While America continues to become more religiously diverse, the belief that America is a Christian nation is growing more intense, according to research from Purdue University.
"America is still predominantly Christian, but it is more diverse than ever," said Jeremy Brooke Straughn, an assistant professor of sociology who studies national identity. "At the same time, many people feel even more strongly that America is a Christian country than they did before the turn of the century. This is especially true for Americans who say they are Christians and who attend religious services at least once a week."
The fact that these beliefs have intensified since the mid-1990s suggests a connection to events such as the Sept. 11 attacks and the wars in Afghanistan and Iraq, Straughn said.
"We suspect that these events accentuated the connection between Christianity and American identity by reinforcing boundaries against non-Christians and people of foreign origin," he said. "Although we can't be certain of the underlying causes, our data clearly show diverging attitudes between American Christians and their non-Christian counterparts here in the United States. Those who express these views might say the belief is rooted in love of country and religion and is not about hating or discouraging others. But voicing these beliefs may cause others to feel that they do not belong and to withdraw from participating in public life."

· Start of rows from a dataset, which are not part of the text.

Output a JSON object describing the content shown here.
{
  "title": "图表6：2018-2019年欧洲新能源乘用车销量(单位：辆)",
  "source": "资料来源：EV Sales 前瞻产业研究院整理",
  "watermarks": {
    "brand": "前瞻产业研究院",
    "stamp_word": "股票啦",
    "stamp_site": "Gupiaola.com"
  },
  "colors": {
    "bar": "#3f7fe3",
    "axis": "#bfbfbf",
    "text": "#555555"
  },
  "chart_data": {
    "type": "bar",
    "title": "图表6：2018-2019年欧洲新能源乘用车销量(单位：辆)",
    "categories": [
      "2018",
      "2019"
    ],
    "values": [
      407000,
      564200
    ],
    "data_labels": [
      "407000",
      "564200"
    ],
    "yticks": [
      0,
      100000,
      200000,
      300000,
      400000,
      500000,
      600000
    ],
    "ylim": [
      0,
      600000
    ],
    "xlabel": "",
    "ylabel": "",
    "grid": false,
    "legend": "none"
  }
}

Straughn and co-author Scott L. Feld, a professor of sociology, looked at two waves of public opinion data from the General Social Survey, which was collected by the National Opinion Research Center. They found that between 1996 and 2004 the percentage of people who said Christian faith was a very important attribute of being "truly American" rose by more than 11 percentage points, from about 38 percent to 50 percent. The findings are published in the current issue of the journal Sociology of Religion.

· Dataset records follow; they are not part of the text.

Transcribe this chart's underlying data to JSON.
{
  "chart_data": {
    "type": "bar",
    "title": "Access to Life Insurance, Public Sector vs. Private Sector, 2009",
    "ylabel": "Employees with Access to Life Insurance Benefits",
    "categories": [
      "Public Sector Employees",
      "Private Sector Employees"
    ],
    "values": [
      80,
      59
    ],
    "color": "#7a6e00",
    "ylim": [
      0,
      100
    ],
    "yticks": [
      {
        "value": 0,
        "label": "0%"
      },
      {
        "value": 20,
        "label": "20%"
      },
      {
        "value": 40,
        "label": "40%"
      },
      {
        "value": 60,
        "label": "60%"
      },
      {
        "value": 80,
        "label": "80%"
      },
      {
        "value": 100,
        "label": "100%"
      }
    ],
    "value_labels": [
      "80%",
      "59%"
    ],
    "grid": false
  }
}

This trend coincides with a steady increase in religious diversity, with Protestants suffering the greatest relative losses. Although Christians still account for about 78 percent of the adult population, the share of Protestants has fallen from more than 60 percent in the early 1990s to 50 percent in 2006.

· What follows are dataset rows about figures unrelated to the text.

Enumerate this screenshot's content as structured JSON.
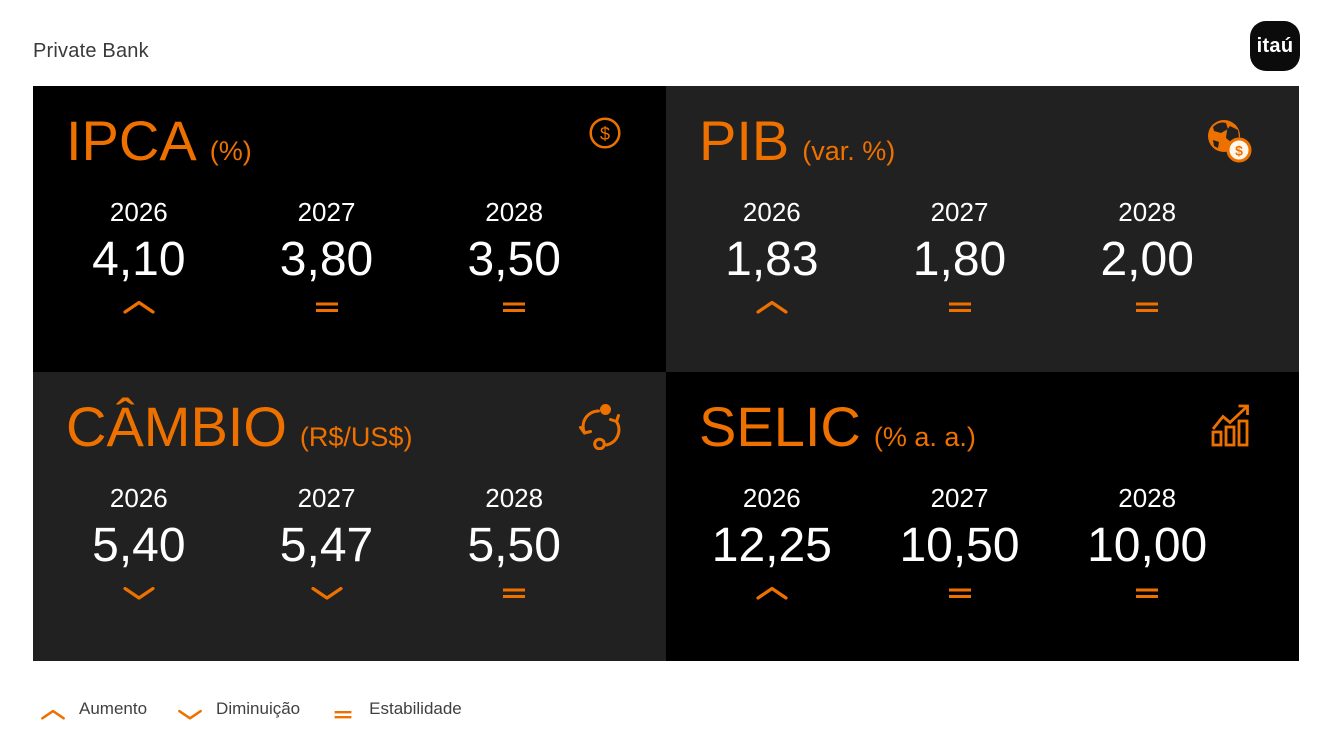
{
  "header": {
    "brand": "Private Bank",
    "logo_text": "itaú"
  },
  "colors": {
    "accent_orange": "#EE7100",
    "card_black": "#000000",
    "card_gray": "#212121",
    "text_white": "#FFFFFF",
    "text_dark": "#404040",
    "logo_bg": "#0B0B0B"
  },
  "cards": [
    {
      "title": "IPCA",
      "unit": "(%)",
      "icon": "dollar-circle-icon",
      "theme": "black",
      "columns": [
        {
          "year": "2026",
          "value": "4,10",
          "trend": "up"
        },
        {
          "year": "2027",
          "value": "3,80",
          "trend": "equal"
        },
        {
          "year": "2028",
          "value": "3,50",
          "trend": "equal"
        }
      ]
    },
    {
      "title": "PIB",
      "unit": "(var. %)",
      "icon": "globe-dollar-icon",
      "theme": "gray",
      "columns": [
        {
          "year": "2026",
          "value": "1,83",
          "trend": "up"
        },
        {
          "year": "2027",
          "value": "1,80",
          "trend": "equal"
        },
        {
          "year": "2028",
          "value": "2,00",
          "trend": "equal"
        }
      ]
    },
    {
      "title": "CÂMBIO",
      "unit": "(R$/US$)",
      "icon": "currency-exchange-icon",
      "theme": "gray",
      "columns": [
        {
          "year": "2026",
          "value": "5,40",
          "trend": "down"
        },
        {
          "year": "2027",
          "value": "5,47",
          "trend": "down"
        },
        {
          "year": "2028",
          "value": "5,50",
          "trend": "equal"
        }
      ]
    },
    {
      "title": "SELIC",
      "unit": "(% a. a.)",
      "icon": "bar-chart-up-icon",
      "theme": "black",
      "columns": [
        {
          "year": "2026",
          "value": "12,25",
          "trend": "up"
        },
        {
          "year": "2027",
          "value": "10,50",
          "trend": "equal"
        },
        {
          "year": "2028",
          "value": "10,00",
          "trend": "equal"
        }
      ]
    }
  ],
  "legend": [
    {
      "label": "Aumento",
      "trend": "up"
    },
    {
      "label": "Diminuição",
      "trend": "down"
    },
    {
      "label": "Estabilidade",
      "trend": "equal"
    }
  ],
  "chart_data": {
    "type": "table",
    "categories": [
      "2026",
      "2027",
      "2028"
    ],
    "series": [
      {
        "name": "IPCA (%)",
        "values": [
          4.1,
          3.8,
          3.5
        ],
        "trends": [
          "up",
          "equal",
          "equal"
        ]
      },
      {
        "name": "PIB (var. %)",
        "values": [
          1.83,
          1.8,
          2.0
        ],
        "trends": [
          "up",
          "equal",
          "equal"
        ]
      },
      {
        "name": "CÂMBIO (R$/US$)",
        "values": [
          5.4,
          5.47,
          5.5
        ],
        "trends": [
          "down",
          "down",
          "equal"
        ]
      },
      {
        "name": "SELIC (% a. a.)",
        "values": [
          12.25,
          10.5,
          10.0
        ],
        "trends": [
          "up",
          "equal",
          "equal"
        ]
      }
    ],
    "legend_labels": [
      "Aumento",
      "Diminuição",
      "Estabilidade"
    ],
    "title": "Private Bank"
  }
}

"Religious boundaries can be politically divisive," Straughn said. "And this is important to take note of as we approach the November elections. Religion and national identity continue to be in the news, from questions about President Barack Obama's religion to the recent controversy about an Islamic center near the Sept. 11 site.
"Even when voters seem focused on problems like the economy and unemployment, the issue of religion and national identity could make a difference at the margins. Especially in close races, the advantage may go to candidates seen as committed to the values of American Christians."